Extension and Flexion

  • Start out by placing your forearm on a table with your palm facing down and your hand hanging off the edge. If you need padding, you can add a small, rolled up towel under your arm.
  • Slowly move your hand upward until you feel a stretch.
  • Repeat this same motion again with your palm facing up instead of down.

Supination/Pronation

  • Stand up and bend your elbow until it is at a 90-degree angle.

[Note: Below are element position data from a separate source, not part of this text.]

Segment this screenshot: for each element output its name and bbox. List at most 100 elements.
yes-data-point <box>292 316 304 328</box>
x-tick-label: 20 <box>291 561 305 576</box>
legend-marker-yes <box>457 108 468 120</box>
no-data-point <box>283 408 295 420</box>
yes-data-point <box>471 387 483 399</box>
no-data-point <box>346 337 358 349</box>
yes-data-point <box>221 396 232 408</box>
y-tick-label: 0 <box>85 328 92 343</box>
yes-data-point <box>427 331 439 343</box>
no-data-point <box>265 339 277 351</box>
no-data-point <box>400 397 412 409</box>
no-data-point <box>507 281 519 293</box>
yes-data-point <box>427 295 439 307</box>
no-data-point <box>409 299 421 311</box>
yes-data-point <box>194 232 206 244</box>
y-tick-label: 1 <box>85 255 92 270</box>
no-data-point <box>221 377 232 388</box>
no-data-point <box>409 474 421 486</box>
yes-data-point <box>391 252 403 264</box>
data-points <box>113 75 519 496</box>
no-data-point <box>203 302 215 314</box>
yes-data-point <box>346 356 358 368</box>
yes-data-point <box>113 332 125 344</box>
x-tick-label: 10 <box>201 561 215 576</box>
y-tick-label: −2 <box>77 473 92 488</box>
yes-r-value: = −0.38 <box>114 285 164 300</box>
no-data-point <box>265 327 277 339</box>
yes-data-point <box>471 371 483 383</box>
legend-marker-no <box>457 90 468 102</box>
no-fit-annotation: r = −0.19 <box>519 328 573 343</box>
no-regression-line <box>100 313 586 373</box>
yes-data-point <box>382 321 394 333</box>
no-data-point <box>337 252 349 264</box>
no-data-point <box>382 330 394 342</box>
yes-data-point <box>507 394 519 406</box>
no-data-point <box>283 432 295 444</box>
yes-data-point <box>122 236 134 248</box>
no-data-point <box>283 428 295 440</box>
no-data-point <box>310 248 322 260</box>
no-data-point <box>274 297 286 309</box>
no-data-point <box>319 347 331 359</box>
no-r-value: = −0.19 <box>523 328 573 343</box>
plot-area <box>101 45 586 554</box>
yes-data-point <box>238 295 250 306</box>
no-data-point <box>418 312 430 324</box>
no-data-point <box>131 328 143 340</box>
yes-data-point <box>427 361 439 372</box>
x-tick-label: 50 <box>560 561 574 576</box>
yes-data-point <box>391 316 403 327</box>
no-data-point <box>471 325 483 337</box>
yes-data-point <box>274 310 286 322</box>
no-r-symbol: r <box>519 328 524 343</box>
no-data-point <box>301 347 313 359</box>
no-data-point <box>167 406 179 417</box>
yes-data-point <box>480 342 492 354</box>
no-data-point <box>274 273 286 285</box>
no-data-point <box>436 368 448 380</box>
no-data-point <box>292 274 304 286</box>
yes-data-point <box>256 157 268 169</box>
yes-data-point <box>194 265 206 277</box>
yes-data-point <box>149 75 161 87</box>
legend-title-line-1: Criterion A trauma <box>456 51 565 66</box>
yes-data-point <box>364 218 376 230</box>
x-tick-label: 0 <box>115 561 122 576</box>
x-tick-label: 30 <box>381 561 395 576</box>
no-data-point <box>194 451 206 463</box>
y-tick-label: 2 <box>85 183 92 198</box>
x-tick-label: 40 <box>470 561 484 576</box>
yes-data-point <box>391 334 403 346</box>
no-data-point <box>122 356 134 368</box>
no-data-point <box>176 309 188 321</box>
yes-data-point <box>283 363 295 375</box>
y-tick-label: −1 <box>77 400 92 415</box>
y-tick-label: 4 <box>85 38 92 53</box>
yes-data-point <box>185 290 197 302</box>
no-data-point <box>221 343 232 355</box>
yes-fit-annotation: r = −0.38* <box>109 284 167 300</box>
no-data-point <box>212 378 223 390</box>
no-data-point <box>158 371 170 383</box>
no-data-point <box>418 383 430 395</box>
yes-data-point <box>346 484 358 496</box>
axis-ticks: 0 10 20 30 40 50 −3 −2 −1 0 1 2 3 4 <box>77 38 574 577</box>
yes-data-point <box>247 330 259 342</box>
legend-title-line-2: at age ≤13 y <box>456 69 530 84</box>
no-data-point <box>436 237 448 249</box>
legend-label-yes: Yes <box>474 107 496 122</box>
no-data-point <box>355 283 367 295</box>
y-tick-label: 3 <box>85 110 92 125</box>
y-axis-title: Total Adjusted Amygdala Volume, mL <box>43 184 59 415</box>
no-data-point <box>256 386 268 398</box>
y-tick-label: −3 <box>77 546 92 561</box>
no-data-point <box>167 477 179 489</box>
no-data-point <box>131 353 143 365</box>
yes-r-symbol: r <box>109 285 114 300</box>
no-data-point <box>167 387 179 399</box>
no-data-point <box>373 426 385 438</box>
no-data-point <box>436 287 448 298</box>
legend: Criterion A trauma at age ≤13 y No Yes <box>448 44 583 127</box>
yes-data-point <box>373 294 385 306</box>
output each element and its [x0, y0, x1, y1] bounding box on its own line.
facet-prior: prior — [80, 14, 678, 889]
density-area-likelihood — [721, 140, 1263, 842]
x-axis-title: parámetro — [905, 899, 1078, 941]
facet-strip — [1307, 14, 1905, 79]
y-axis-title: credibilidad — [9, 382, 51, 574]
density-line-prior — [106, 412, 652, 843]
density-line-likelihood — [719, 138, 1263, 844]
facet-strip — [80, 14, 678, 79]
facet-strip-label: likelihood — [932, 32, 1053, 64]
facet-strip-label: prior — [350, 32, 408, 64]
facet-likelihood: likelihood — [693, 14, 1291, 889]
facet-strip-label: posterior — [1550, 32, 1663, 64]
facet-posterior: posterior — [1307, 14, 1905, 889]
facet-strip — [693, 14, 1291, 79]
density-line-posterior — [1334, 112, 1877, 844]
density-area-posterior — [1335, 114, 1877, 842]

Keep your arm at your side and your palm facing down.
  • Rotate your arm so that your palm is facing up again, and then rotate your forearm back down again.

Radial Deviation

  • Start out by playing your arm on a table, just like you did in the first exercise, except this time your thumb will be facing upward.
  • Extend your wrist up and back down again, making sure that you are stretching to your full range of motion.

By improving your wrist flexibility, your can enjoy vast strides in your CrossFit progression, and it will also help you to prevent injury.